The time taken by the ball is,
$t = \dfrac{v}{g}$
Where, $t$ is the time taken for the motion of the ball, $v$ is the velocity of the ball thrown and $g$ is the acceleration due to gravity.

Complete step by step solution
Given that,
The velocity of the ball with respect to the trolley is ${v_1}$,
The velocity of the trolley car is ${v_2}$.

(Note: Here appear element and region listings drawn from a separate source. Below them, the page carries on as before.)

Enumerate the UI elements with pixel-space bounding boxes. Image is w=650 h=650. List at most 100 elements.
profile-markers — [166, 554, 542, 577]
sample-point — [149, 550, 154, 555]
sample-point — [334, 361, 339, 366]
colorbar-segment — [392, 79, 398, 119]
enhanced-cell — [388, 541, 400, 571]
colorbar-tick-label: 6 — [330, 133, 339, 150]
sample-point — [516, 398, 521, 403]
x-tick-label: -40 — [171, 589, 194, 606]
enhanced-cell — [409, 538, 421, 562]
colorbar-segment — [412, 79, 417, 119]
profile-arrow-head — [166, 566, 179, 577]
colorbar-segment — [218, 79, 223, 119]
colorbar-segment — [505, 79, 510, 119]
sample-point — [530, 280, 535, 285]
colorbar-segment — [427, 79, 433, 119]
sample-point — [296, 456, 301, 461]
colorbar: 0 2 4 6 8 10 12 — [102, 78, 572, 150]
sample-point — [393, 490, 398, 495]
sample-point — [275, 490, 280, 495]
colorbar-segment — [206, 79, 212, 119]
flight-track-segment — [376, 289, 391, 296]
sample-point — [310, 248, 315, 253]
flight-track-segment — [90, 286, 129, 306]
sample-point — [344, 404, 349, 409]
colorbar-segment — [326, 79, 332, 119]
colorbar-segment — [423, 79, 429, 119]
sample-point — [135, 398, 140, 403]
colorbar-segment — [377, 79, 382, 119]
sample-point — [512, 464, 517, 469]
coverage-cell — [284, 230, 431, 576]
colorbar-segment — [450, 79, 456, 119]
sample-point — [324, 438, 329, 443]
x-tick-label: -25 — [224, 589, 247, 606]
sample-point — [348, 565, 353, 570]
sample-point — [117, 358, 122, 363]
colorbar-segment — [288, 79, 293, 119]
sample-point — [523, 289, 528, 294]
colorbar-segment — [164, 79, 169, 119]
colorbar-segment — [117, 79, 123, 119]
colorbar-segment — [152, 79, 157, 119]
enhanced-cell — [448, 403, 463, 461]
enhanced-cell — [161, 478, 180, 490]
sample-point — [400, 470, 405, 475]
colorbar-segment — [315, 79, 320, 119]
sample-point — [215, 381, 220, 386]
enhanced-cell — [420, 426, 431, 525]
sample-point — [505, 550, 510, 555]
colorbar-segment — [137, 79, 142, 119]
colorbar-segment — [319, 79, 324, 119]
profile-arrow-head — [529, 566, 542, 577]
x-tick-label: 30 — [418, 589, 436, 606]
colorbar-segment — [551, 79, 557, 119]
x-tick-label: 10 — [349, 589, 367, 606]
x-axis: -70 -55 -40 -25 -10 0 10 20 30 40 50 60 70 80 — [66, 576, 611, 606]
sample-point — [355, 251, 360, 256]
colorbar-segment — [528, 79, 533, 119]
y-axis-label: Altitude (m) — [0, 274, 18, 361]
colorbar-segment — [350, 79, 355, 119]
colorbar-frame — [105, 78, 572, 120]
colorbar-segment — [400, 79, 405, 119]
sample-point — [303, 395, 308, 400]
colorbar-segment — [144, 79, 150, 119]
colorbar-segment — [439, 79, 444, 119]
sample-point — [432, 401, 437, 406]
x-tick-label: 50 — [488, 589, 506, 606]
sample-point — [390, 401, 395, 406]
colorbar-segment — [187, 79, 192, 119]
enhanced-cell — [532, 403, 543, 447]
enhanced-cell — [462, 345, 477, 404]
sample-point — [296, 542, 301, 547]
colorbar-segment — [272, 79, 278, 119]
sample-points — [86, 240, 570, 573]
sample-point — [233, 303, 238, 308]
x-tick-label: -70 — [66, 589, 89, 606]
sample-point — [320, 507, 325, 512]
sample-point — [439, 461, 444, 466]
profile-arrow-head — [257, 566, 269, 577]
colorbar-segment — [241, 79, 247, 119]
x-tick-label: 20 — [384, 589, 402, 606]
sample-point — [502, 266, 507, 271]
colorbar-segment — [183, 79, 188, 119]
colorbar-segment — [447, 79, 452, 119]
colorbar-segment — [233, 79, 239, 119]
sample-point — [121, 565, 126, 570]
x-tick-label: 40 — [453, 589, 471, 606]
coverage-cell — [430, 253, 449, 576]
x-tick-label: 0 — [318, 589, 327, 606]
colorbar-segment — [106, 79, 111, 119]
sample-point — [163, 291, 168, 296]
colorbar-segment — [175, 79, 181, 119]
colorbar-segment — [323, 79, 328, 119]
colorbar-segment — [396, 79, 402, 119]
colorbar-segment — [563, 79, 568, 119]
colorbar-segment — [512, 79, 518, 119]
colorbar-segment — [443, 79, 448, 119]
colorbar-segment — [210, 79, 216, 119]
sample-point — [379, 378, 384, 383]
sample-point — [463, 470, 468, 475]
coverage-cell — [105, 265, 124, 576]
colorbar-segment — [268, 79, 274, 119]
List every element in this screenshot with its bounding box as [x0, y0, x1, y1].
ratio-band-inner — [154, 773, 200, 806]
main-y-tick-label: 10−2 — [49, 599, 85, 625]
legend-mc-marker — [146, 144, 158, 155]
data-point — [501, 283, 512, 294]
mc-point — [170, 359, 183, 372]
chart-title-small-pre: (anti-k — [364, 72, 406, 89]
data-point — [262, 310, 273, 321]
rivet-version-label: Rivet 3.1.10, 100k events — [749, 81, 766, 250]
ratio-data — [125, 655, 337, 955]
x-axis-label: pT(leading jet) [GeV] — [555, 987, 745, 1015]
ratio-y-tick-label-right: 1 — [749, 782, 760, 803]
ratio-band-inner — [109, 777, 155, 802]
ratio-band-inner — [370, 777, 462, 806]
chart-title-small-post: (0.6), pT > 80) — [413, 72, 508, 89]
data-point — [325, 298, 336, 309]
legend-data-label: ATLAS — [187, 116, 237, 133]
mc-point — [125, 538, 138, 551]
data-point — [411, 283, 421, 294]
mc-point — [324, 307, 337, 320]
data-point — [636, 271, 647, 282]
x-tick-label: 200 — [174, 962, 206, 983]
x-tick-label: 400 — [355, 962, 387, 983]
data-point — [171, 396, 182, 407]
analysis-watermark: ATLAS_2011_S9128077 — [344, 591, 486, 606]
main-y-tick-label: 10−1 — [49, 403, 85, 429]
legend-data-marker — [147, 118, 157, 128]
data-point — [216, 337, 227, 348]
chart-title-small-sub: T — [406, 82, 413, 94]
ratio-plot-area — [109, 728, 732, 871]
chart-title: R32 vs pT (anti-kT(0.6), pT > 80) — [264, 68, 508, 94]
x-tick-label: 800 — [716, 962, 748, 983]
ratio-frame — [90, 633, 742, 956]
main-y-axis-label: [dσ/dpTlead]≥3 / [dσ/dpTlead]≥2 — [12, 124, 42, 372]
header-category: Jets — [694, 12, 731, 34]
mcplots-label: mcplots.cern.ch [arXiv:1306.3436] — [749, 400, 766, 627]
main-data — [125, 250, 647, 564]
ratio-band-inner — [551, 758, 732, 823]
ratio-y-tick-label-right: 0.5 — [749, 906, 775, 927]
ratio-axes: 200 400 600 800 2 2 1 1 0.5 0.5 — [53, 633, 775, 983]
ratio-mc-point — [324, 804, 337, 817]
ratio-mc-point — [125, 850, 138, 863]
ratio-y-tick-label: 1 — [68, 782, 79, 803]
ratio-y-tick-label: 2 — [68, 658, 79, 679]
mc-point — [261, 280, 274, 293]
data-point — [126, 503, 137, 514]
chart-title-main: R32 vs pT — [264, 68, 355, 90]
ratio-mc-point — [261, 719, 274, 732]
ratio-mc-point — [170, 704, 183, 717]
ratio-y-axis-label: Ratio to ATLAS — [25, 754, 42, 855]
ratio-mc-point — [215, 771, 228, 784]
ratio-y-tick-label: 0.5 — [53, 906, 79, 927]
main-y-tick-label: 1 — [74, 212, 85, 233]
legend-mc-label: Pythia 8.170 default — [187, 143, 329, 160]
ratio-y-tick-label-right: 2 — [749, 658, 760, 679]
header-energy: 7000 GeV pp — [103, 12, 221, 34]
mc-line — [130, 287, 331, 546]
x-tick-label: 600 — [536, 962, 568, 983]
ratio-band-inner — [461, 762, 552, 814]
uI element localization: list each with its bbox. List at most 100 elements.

Now, the time of the motion can be formed from the object moving if the height is greater than zero,
Assume the height is zero, then the equation of height is written as,
$h = {v_1}t - \dfrac{{g{t^2}}}{2} = 0$
The above equation is also written as,
${v_1}t - \dfrac{{g{t^2}}}{2} = 0$
By rearranging the terms, then the above equation is written as,
${v_1}t = \dfrac{{g{t^2}}}{2}$
By cancelling the same terms, then the above equation is written as,
${v_1} = \dfrac{{gt}}{2}$
By rearranging the terms, then the above equation is written as,
$t = \dfrac{{2{v_1}}}{g}$
The range of the ball with respect to the ground is,
$d = v \times t$
Here the velocity is the velocity of the trolley car, so
$d = {v_2} \times t$
By substituting the time equation in the above equation, then
$d = {v_2} \times \dfrac{{2{v_1}}}{g}$
On multiplying the terms, then the above equation is written as,
$d = \dfrac{{2{v_1}{v_2}}}{g}$
Thus, the range of the ball with respect to the ground is $\dfrac{{2{v_1}{v_2}}}{g}$
The time of the flight of the ball is $\dfrac{{2{v_1}}}{g}$

Hence, the option (D) is the correct answer.

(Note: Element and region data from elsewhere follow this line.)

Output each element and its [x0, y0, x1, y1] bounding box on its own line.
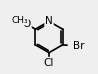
- Text: CH₃: CH₃: [12, 16, 28, 25]
- Text: N: N: [45, 16, 53, 26]
- Text: Cl: Cl: [44, 58, 54, 68]
- Text: Br: Br: [73, 41, 84, 51]
- Text: O: O: [23, 19, 31, 29]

NoteThus, the ranger of the ball depends on both the velocity of the ball thrown in the vertical and the velocity of the trolley car moves in the horizontal and the acceleration of the ball due to gravity. Then the time taken of the ball depends on the velocity of the ball and the acceleration due to gravity on the ball.